A team of University of Florida researchers has created tiny hybrid particles that can speedily root out even one isolated E. coli bacterium lurking in ground beef or provide a crucial early warning alarm for bacteria used as agents of bioterrorism and for early disease diagnosis.
The study will appear this week in the Proceedings of the National Academy of Sciences.
"Our focus is the development of a bionanotechnology that combines the strengths of nanotechnology and biochemistry to generate a new type of 'bionanomaterial,' which has some unique properties," said Weihong Tan, a UF Research Foundation professor of chemistry and associate director of UF's Center for Research at the Bio/Nano Interface. "Because of these properties, we're able to finish the detection of a single bacterium in 20 minutes."
Bionanotechnology is a new frontier of research that combines two seemingly incompatible materials – the building blocks of life and synthetic structures – at a tiny, molecular-sized scale. Nanotechnology works with objects that are on the order of 1 to 100 nanometers; a nanometer is one-billionth of a meter, about the size of several atoms. When combined with molecular biology, the possible applications of this nano-frontier are widespread and sound like the stuff of science fiction. Scientists currently are designing microscopic "nanobots", bioprobes and biosensors that, once implanted in the human body, could perform a number of medical duties, from delivering drugs to detecting malignant cells.
Tan's compound materials are called "bioconjugated nanoparticles," a prefix-heavy term that highlights their blended nature. "It's a very simple idea," said Tan.

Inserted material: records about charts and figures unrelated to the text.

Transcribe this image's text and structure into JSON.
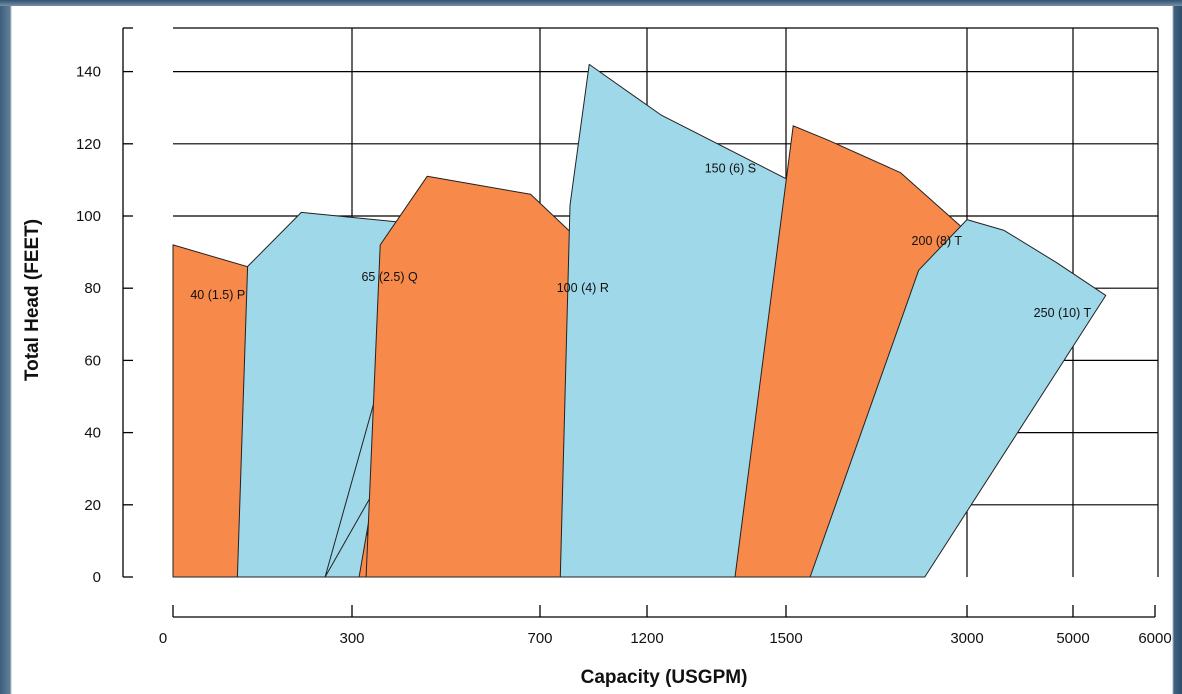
{
  "chart_data": {
    "type": "area",
    "xlabel": "Capacity (USGPM)",
    "ylabel": "Total Head (FEET)",
    "x_tick_labels": [
      "0",
      "300",
      "700",
      "1200",
      "1500",
      "3000",
      "5000",
      "6000"
    ],
    "y_ticks": [
      0,
      20,
      40,
      60,
      80,
      100,
      120,
      140
    ],
    "ylim": [
      0,
      150
    ],
    "x_scale": "non-uniform (log-like)",
    "grid": true,
    "colors": {
      "orange": "#f7894a",
      "blue": "#9fd8e9",
      "grid": "#000000"
    },
    "series": [
      {
        "name": "40 (1.5) P",
        "color": "orange",
        "x": [
          0,
          0,
          145,
          225,
          355
        ],
        "y": [
          0,
          92,
          85,
          80,
          0
        ]
      },
      {
        "name": "65 (2.5) Q",
        "color": "blue",
        "x": [
          108,
          125,
          215,
          425,
          640,
          255,
          430,
          400,
          315,
          40
        ],
        "y": [
          0,
          86,
          101,
          98,
          91,
          0,
          87,
          64,
          0,
          0
        ]
      },
      {
        "name": "100 (4) R",
        "color": "orange",
        "x": [
          330,
          360,
          460,
          680,
          1120,
          1230
        ],
        "y": [
          0,
          92,
          111,
          106,
          80,
          0
        ]
      },
      {
        "name": "150 (6) S",
        "color": "blue",
        "x": [
          795,
          840,
          930,
          1230,
          1520,
          1420
        ],
        "y": [
          0,
          103,
          142,
          128,
          110,
          0
        ]
      },
      {
        "name": "200 (8) T",
        "color": "orange",
        "x": [
          1390,
          1560,
          1850,
          2450,
          3200,
          1780
        ],
        "y": [
          0,
          125,
          121,
          112,
          93,
          0
        ]
      },
      {
        "name": "250 (10) T",
        "color": "blue",
        "x": [
          1700,
          2600,
          3000,
          3700,
          4700,
          5400,
          2650
        ],
        "y": [
          0,
          85,
          99,
          96,
          87,
          78,
          0
        ]
      }
    ]
  }
}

He takes antibodies -- molecules used to seek specific types of bacteria -- and attaches, or "conjugates", them to tiny dye-loaded particles.
"A bioconjugated particle is linked to the antibody, which can recognize a specific type of bacterium," Tan said. "Inside this particle, we put many fluorescent dye molecules in such a way that you can generate a very, very high signal." Once a particle finds the bacteria that it's designed to seek, it glows.
Dye-labeled antibodies are commonly used to locate bacteria in a sample, but traditional methods are not very sensitive -- the glow from one antibody-linked dye molecule just isn't easy to see, and that can create potential health risks. "Sometimes one bacterium makes the difference," Tan said.
The secret to the UF team's super-sensitive method is in the sauce: The silica structure they use to bind the antibody-and-dye amalgam together allows each particle to hold thousands of dye molecules, rather than just one, making the fluorescent signal hundreds to thousands of times brighter.
Enhancing the fluorescent signal also eliminates a time-consuming part of the current bacteria detection process. Small amounts of bacteria are difficult to detect and to count how many bacteria are in a sample, scientists often have to "plate" it -- place the sample in a Petri dish and let the bacterial colonies grow for one to a few days before analysis. However, the bioconjugated nanoparticles found a single E. coli bacterium in a sample of ground beef in less than 20 minutes, from start to finish.